Tout au long du XXe siècle, d'importantes infrastructures industrielles se sont installées tout autour de l'Étang de Berre, avec, entre autres, plusieurs raffineries ainsi que l'aéroport de Marseille-Marignane.

La présence d'une centrale hydroélectrique au nord de l'étang, sur la commune de Saint-Chamas, a pour conséquence un apport massif d'eau douce et de sédiments qui a entrainé une modification profonde de l'hydrologie et de l'écologie de la lagune.

Géographie

Topographie

Créée par la remontée des eaux lors des dernières glaciations, cette petite mer intérieure se compose actuellement de deux sous-ensembles : l'étang principal et l'étang de Vaïné à l'est. On peut noter également la présence de l'étang de Bolmon, au sud-est, qui est séparé de l'étang de Berre par le cordon dunaire du Jaï. Il s'agit d'une vaste lagune d'eau saumâtre de 20 kilomètres de long, 16,5 kilomètres de large et 9,5 mètres de profondeur maximale, soit 15 500 hectares et 980 000 000 m3 d'eau[2]. Cette superficie en fait la seconde plus grande lagune d'Europe après le Mar Menor, en Espagne.

Panorama sur l'étang de Vaïne depuis le plateau de Vitrolles.

Hydrographie

Le canal de Caronte

L'étang de Berre est le réceptacle naturel en eau douce de l'Arc, la Touloubre, la Cadière, la Durançole. Son bassin versant naturel est de 1 700 km2.

Depuis 1966, il reçoit les apports très importants du canal EDF de la Durance, désormais principale source d'alimentation en eau douce de l'étang[3], ce qui a entraîné des modifications très importantes de l'écologie de l'étang[4].

L'étang de Berre communique avec la mer Méditerranée par le canal de Caronte, à l'ouest.
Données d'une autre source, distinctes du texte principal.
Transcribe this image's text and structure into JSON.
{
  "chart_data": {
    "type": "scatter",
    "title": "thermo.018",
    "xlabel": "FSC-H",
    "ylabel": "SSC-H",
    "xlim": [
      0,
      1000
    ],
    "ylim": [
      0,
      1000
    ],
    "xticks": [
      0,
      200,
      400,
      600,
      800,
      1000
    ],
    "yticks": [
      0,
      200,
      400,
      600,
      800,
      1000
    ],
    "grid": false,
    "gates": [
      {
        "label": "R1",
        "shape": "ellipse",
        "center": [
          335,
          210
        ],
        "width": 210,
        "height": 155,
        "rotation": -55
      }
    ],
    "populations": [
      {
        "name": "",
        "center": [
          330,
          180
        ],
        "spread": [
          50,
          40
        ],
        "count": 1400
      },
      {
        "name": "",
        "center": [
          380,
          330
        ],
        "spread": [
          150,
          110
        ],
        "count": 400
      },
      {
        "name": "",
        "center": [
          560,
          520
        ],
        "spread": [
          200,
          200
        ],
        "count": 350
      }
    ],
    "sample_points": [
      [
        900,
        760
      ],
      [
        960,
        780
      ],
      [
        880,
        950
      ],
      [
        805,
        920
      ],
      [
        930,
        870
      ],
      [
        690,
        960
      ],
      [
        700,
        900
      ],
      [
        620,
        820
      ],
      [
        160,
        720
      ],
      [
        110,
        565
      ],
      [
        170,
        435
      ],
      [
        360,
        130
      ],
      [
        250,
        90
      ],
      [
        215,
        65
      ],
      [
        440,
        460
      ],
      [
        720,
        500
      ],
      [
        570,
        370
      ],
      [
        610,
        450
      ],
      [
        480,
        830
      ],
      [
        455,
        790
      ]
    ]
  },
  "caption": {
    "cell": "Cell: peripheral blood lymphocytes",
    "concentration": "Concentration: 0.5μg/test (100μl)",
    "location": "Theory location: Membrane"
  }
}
Le canal de Marseille au Rhône, qui le relie à L'Estaque, au sud-est, est obstrué depuis 1963 par un éboulement dans le tunnel du Rove.

Climat

La température de l'étang est comprise entre 5 et 32 °C (moins d'inertie que la mer, ce qui explique une température plus froide en hiver et plus chaude en été). Le vent dominant est le Mistral, qui peut y souffler fort. Le site du Gipreb indique en temps réel la température de l'eau, la force et direction du vent ainsi que la salinité de l'eau[5].

Occupation humaine de l'étang de Berre

De l'Antiquité au début du XIXe siècle

Les Romains colonisent l'étang de Berre à l'Antiquité, profitant d'une terre fertile et de l'eau douce des rivières. Son nom latin était alors Stagnum Mastromela. C'est à l'époque romaine qu'est entrepris le percement du Canal de Caronte qui permet de relier la lagune à la mer, modifiant sa salinité. Les Romains développent alors de petits villages orientés vers le travail de la terre (vigne, olivier, exploitation des salines).

Au XIXe siècle

L'étang de Berre devient un site stratégique pour l'implantation d'activités économiques. À cet effet, de nombreux travaux d'aménagements sont réalisés :

  • Entre 1863 et 1925 : Approfondissement du chenal à −3 m puis travaux successifs portant la profondeur du chenal de Caronte de −3 à −6 m puis à −9 m de profondeur en 1925.
  • 1925 : Mise en service du canal du Rove reliant l'étang à la rade de Marseille.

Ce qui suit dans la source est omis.